The people who built this left an enigma. Stonehenge was constructed to stand proudly forever, a monument to the greater glory of something, but we don't know what. Their engineering withstood the test of time. They - and their cultures - did not.
Stonehenge stands today, on a plane covered with the barrows of the unknown lords of long forgotten peoples. It reminds us, far more than Shelley's statue ever could, of just how fragile all of our hopes and dreams really are.
I met a traveller from an antique land
Who said: Two vast and trunkless legs of stone
Stand in the desert. Near them on the sand,
Half sunk, a shatter'd visage lies, whose frown
And wrinkled lip and sneer of cold command
Tell that its sculptor well those passions read
Which yet survive, stamp'd on these lifeless things,
The hand that mock'd them and the heart that fed.
And on the pedestal these words appear:
"My name is Ozymandias, king of kings:
Look on my works, ye Mighty, and despair!"
Nothing beside remains: round the decay
Of that colossal wreck, boundless and bare,
The lone and level sands stretch far away.
"Stood the test of time" with a lot of help; what is in your picture is not just their work (which is incredibly impressive, I agree) but also the work of restoration crews, replacing and/or re-aligning stones which had fallen or were in danger of falling.
Unfortunately, its also a mystery as to why the site has been so ill-served by those who are meant to protect it. Having two main roads thundering past it and a visitors centre so awful that that its practically beyond belief, makes me embarrassed to be British sometimes, especially when I was trying to summon up the magic of the place to 20 American students in a drizzle while 30 lorries thundered past. Horrible.
I took leave in England, back when I was in the service (has it really been 15 years?). It was almost depressing when almost everyone who heard (before and during my leave) that I intended to visit Stonehenge, replied with: "Why? it's just a bunch of rocks in a field."
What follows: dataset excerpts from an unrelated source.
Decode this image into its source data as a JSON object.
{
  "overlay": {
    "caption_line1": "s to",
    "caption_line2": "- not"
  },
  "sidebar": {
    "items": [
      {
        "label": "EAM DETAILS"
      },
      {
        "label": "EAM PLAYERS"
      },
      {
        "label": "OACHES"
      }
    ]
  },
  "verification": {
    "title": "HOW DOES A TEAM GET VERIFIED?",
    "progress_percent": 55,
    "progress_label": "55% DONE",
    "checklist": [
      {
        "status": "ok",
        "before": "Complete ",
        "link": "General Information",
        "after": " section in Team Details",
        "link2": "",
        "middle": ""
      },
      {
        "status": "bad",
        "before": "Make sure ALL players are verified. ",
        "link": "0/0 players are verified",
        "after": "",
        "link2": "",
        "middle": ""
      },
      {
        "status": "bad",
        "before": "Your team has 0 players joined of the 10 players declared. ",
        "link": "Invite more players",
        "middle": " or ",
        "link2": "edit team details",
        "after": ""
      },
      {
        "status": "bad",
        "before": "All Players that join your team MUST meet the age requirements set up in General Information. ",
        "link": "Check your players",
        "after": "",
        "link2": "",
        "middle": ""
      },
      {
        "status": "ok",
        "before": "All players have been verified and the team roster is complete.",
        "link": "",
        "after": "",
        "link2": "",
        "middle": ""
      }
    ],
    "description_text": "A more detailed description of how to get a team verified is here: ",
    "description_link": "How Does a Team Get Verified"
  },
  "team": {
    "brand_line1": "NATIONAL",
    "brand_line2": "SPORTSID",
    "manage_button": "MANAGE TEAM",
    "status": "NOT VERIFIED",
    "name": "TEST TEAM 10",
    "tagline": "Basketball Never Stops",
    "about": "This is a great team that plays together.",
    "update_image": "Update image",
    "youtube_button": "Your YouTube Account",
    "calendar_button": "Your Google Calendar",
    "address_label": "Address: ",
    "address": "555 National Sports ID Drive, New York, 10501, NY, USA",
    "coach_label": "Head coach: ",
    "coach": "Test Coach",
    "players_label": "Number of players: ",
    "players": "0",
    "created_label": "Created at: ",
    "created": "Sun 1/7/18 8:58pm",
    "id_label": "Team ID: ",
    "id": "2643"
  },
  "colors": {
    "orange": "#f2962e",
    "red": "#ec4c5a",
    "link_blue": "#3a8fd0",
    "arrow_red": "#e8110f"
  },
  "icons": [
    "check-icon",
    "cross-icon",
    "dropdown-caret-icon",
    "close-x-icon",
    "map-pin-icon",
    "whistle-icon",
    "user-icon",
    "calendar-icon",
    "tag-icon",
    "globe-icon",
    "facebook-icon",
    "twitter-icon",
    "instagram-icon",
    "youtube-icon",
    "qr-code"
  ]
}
I spent 2 days at Salisbury, out of 3 weeks in England and Scotland. In those two days I used more film than during the entire rest of my leave.
"just a bunch of rock in a field" I know for certain that some of those people would consider a vaguely face-like image on a grilled-cheese sandwich to be a miracle. As I said, almost depressing.
The poem contrasts the boasts of Ozymandias with the ravages that time has brought in a very ironic way. There is no such irony at Stonehenge, just silent mystery.
Also, I just realized that this poem would have made a good prelude for Diamond's "Collapse" - that the reason that Ozymandias' realm collapsed was environmental mismanagement that caused it to become a desert.
Visited the Great Pyramids in 1984. Once I got past the tourist garbage and into the main burial chamber in the largest pyramid, I remember the "feeling of OLD" washing over me.
You read about this stuff, see the pictures in a book and say, "yup, that's old!". Being there is a whole nuther thing! Also hit the Valley of the Kings further south. Same thing. Wow!
I was fortunate to see and experience Stonehenge in the early sixties. It was on a darkly, overcast, windy day. There were no people around, no barriers, no traffic on the road leading up to it. I was able wander about and touch the ancient stones at will. It was awe inspiring.
Presently watcing a Timewatch documentary on the 'blue stones' of stonehenge.
A mix of archaeology and CSI but seems to be pushing the idea that blue stones 'healing power' is real.
Maybe its excusable for neolithic folk to be so delusional but not in 21st century.
Science used to support delusion is nauseating.